On imprimait jadis à Amsterdam les ouvrages d’écrivains français qui ne pouvaient ou ne voulaient pas publier dans leur pays natal. Ce n’est plus aujourd’hui la crainte de la censure ou de la prison qui pousse les auteurs à exporter leur production, mais la dure loi du marché. Le désir de toucher le plus large public inspire des parutions en langue anglaise, même de la part d’éditeurs non anglophones. Ainsi s’explique l’existence de Mozart, Applied Anthropology Inquest de notre compatriote Pierre-François Puech, que propose la maison d’édition Angelo Pontecorboli, installée à Florence. Même si rien de tel n’est indiqué dans les pages du volume, il s’agit de la traduction du livre qu’il avait fait paraître en 1993, et encore disponible, Mozart : une enquête hors du commun (Maison Rhodanienne). Peut-être l’auteur y aura-t-il apporté quelques modifications de détail, mais dans l’ensemble le texte est le même. Enfin, le même après un passage sous les fourches caudines d’un changement de langue dont on se demande à qui ou à quoi il a été confié. La traduction est attribuée est à un certain « John Dennison », qui semble avoir une connaissance assez imparfaite tant de l’anglais que de français. En effet, le texte est rédigé dans une langue approximative, qui réserve au lecteur quelques étonnements ou éclats de rire. On apprend ainsi que La Clémence de Titus relève d’un genre appelé « serial opera », comme il existe des serial killers. Un médecin range un couteau dans sa serviette de cuir, ici rendu par leather towel, autrement dit un essuie-main en peau de vache, qu’on imagine très commode pour contenir les objets (et surtout pour s’y frotter les parties du corps qu’on vient de laver). Calques grossiers et faux amis abondent, dont on donnera un dernier exemple : « He is not a child who has been told the story of the Requiem », parodie grotesque de la phrase « Il n’est pas un enfant à qui l’on n’ait conté l’histoire du Requiem ».
Si l’on parvient à faire abstraction de ces bourdes omniprésentes, on retrouve le récit assez passionnant que Pierre-François Puech proposait déjà au lendemain du bicentenaire de la mort de Mozart.

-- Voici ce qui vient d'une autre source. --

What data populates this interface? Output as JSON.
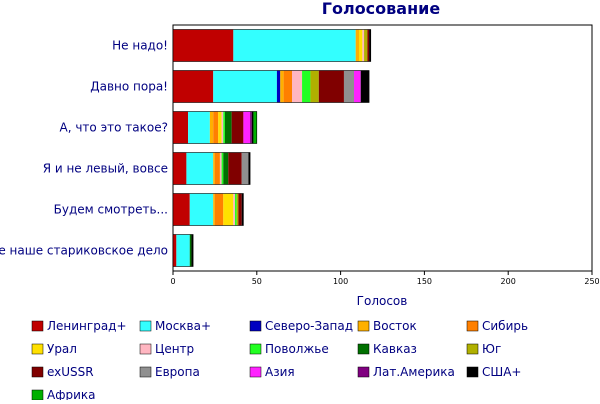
{
  "chart_data": {
    "type": "bar",
    "orientation": "horizontal",
    "stacked": true,
    "title": "Голосование",
    "xlabel": "Голосов",
    "ylabel": "",
    "xlim": [
      0,
      250
    ],
    "xticks": [
      0,
      50,
      100,
      150,
      200,
      250
    ],
    "grid": false,
    "legend_position": "bottom",
    "categories": [
      "Не надо!",
      "Давно пора!",
      "А, что это такое?",
      "Я и не левый, вовсе",
      "Будем смотреть...",
      "Не наше стариковское дело"
    ],
    "series": [
      {
        "name": "Ленинград+",
        "color": "#c00000",
        "values": [
          36,
          24,
          9,
          8,
          10,
          2
        ]
      },
      {
        "name": "Москва+",
        "color": "#33ffff",
        "values": [
          73,
          38,
          13,
          16,
          14,
          8
        ]
      },
      {
        "name": "Северо-Запад",
        "color": "#0000c0",
        "values": [
          0,
          2,
          0,
          0,
          0,
          0
        ]
      },
      {
        "name": "Восток",
        "color": "#ffb000",
        "values": [
          2,
          2,
          2,
          1,
          1,
          0
        ]
      },
      {
        "name": "Сибирь",
        "color": "#ff8000",
        "values": [
          0,
          5,
          3,
          3,
          5,
          0
        ]
      },
      {
        "name": "Урал",
        "color": "#ffe000",
        "values": [
          2,
          0,
          2,
          0,
          6,
          0
        ]
      },
      {
        "name": "Центр",
        "color": "#ffb6c1",
        "values": [
          1,
          6,
          1,
          1,
          1,
          0
        ]
      },
      {
        "name": "Поволжье",
        "color": "#22ff22",
        "values": [
          0,
          5,
          1,
          1,
          1,
          0
        ]
      },
      {
        "name": "Кавказ",
        "color": "#007000",
        "values": [
          0,
          0,
          4,
          3,
          0,
          1
        ]
      },
      {
        "name": "Юг",
        "color": "#b0b000",
        "values": [
          2,
          5,
          0,
          0,
          1,
          0
        ]
      },
      {
        "name": "exUSSR",
        "color": "#800000",
        "values": [
          1,
          15,
          7,
          8,
          2,
          0
        ]
      },
      {
        "name": "Европа",
        "color": "#909090",
        "values": [
          0,
          6,
          0,
          4,
          0,
          0
        ]
      },
      {
        "name": "Азия",
        "color": "#ff22ff",
        "values": [
          0,
          4,
          4,
          0,
          0,
          0
        ]
      },
      {
        "name": "Лат.Америка",
        "color": "#800080",
        "values": [
          0,
          0,
          1,
          0,
          0,
          0
        ]
      },
      {
        "name": "США+",
        "color": "#000000",
        "values": [
          1,
          5,
          1,
          1,
          1,
          1
        ]
      },
      {
        "name": "Африка",
        "color": "#00b000",
        "values": [
          0,
          0,
          2,
          0,
          0,
          0
        ]
      }
    ]
  }
}
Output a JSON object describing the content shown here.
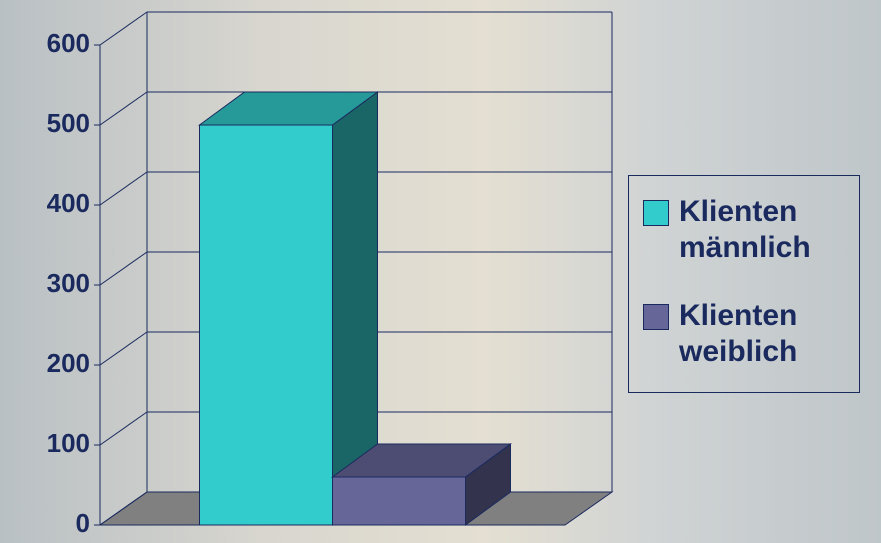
{
  "chart_data": {
    "type": "bar3d",
    "categories": [
      null
    ],
    "series": [
      {
        "name": "Klienten männlich",
        "color": "#33cccc",
        "values": [
          500
        ]
      },
      {
        "name": "Klienten weiblich",
        "color": "#666699",
        "values": [
          60
        ]
      }
    ],
    "ylim": [
      0,
      600
    ],
    "yticks": [
      0,
      100,
      200,
      300,
      400,
      500,
      600
    ],
    "grid": true,
    "legend": "right"
  }
}
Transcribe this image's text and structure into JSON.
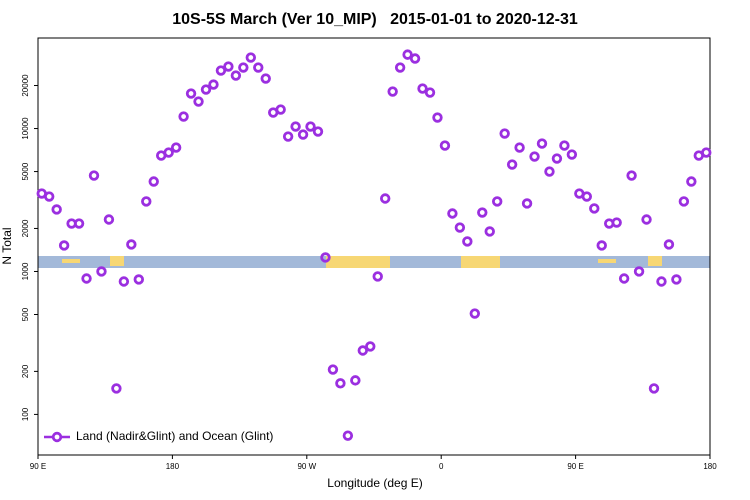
{
  "chart_data": {
    "type": "scatter",
    "title": "10S-5S March (Ver 10_MIP)   2015-01-01 to 2020-12-31",
    "xlabel": "Longitude (deg E)",
    "ylabel": "N Total",
    "xlim": [
      90,
      540
    ],
    "xticks": [
      {
        "value": 90,
        "label": "90 E"
      },
      180,
      {
        "value": 270,
        "label": "90 W"
      },
      {
        "value": 360,
        "label": "0"
      },
      {
        "value": 450,
        "label": "90 E"
      },
      {
        "value": 540,
        "label": "180"
      }
    ],
    "ylim": [
      52,
      43000
    ],
    "yticks": [
      100,
      200,
      500,
      1000,
      2000,
      5000,
      10000,
      20000
    ],
    "log_y": true,
    "legend": "bottom-left",
    "series": [
      {
        "name": "Land (Nadir&Glint) and Ocean (Glint)",
        "color": "#9b2fe0",
        "x": [
          92.5,
          97.5,
          102.5,
          107.5,
          112.5,
          117.5,
          122.5,
          127.5,
          132.5,
          137.5,
          142.5,
          147.5,
          152.5,
          157.5,
          162.5,
          167.5,
          172.5,
          177.5,
          182.5,
          187.5,
          192.5,
          197.5,
          202.5,
          207.5,
          212.5,
          217.5,
          222.5,
          227.5,
          232.5,
          237.5,
          242.5,
          247.5,
          252.5,
          257.5,
          262.5,
          267.5,
          272.5,
          277.5,
          282.5,
          287.5,
          292.5,
          297.5,
          302.5,
          307.5,
          312.5,
          317.5,
          322.5,
          327.5,
          332.5,
          337.5,
          342.5,
          347.5,
          352.5,
          357.5,
          362.5,
          367.5,
          372.5,
          377.5,
          382.5,
          387.5,
          392.5,
          397.5,
          402.5,
          407.5,
          412.5,
          417.5,
          422.5,
          427.5,
          432.5,
          437.5,
          442.5,
          447.5,
          452.5,
          457.5,
          462.5,
          467.5,
          472.5,
          477.5,
          482.5,
          487.5,
          492.5,
          497.5,
          502.5,
          507.5,
          512.5,
          517.5,
          522.5,
          527.5,
          532.5,
          537.5
        ],
        "values": [
          3510,
          3345,
          2715,
          1520,
          2165,
          2165,
          893,
          4690,
          1000,
          2310,
          152,
          851,
          1545,
          879,
          3090,
          4260,
          6470,
          6790,
          7360,
          12130,
          17580,
          15450,
          18750,
          20300,
          25460,
          27160,
          23480,
          26720,
          31400,
          26720,
          22380,
          12940,
          13580,
          8790,
          10330,
          9080,
          10330,
          9530,
          1253,
          206,
          165,
          71,
          173,
          280,
          299,
          923,
          3240,
          18150,
          26720,
          32900,
          30900,
          19040,
          17860,
          11940,
          7600,
          2545,
          2030,
          1622,
          508,
          2585,
          1905,
          3090,
          9230,
          5600,
          7360,
          2990,
          6370,
          7850,
          5000,
          6170,
          7600,
          6580,
          3510,
          3345,
          2760,
          1520,
          2165,
          2200,
          893,
          4690,
          1000,
          2310,
          152,
          851,
          1545,
          879,
          3090,
          4260,
          6470,
          6790
        ]
      }
    ]
  }
}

Le livre parle sans doute moins de musique que de science, mais le sous-titre le laisse assez deviner. Tout commence par un préambule assez fascinant où sont évoqués différents bustes posthumes du compositeur, notamment l’effigie de Mahler que Rodin baptisa Mozart, et où l’on reconnaît fort bien les traits de l’auteur des Kindertotenlieder, pour aboutir à l’étrange création reproduite en couverture, élaborée à partir du crâne conservé au Mozarteum de Salzbourg.
On entre dans le vif du sujet avec un rapide aperçu des derniers jours de Mozart, mais l’essentiel se déroule après son décès. C’est d’abord le récit détaillé de la prise d’empreinte pour la fabrication du masque mortuaire de Wolfgang. C’est ensuite l’histoire rocambolesque des fossoyeurs qui auraient marqué le squelette dans la fosse commune afin d’être capables par la suite de le retrouver : de là provient le crâne étudié au XIXe siècle par divers spécialistes (qui l’endommagèrent irrémédiablement), avec une intéressante digression sur les pratiques de l’époque en matière de collection – et de vol – de crânes d’hommes célèbres. Evidemment, on peut se demander si le crâne autour duquel tourne toute l’affaire est bien celui de Mozart : impossible d’en être sûr à 100%, mais les indices semblent concorder.
Vient enfin une véritable enquête médico-légale sur la mort d’Amadeus, où il est naturellement question des véritables causes de la mort du compositeur, et donc beaucoup de Salieri. La légende de l’empoisonnement vient du père des Danaïdes lui-même, qui s’en accusa sur le tard, et qui eut le succès que l’on sait, de Pouchkine à Milos Forman.
Outre la postface signée Yves Coppens, le volume se termine sur deux appendices : une étude sur le portrait de Mozart à 9 ans et demi par Zoffany, mis en rapport avec une radio céphalométrique de son crâne présumé ; une étude plus spécifiques de la dentition du crâne en question. Plusieurs illustrations viennent éclairer les conclusions formulées tout au long de l’ouvrage.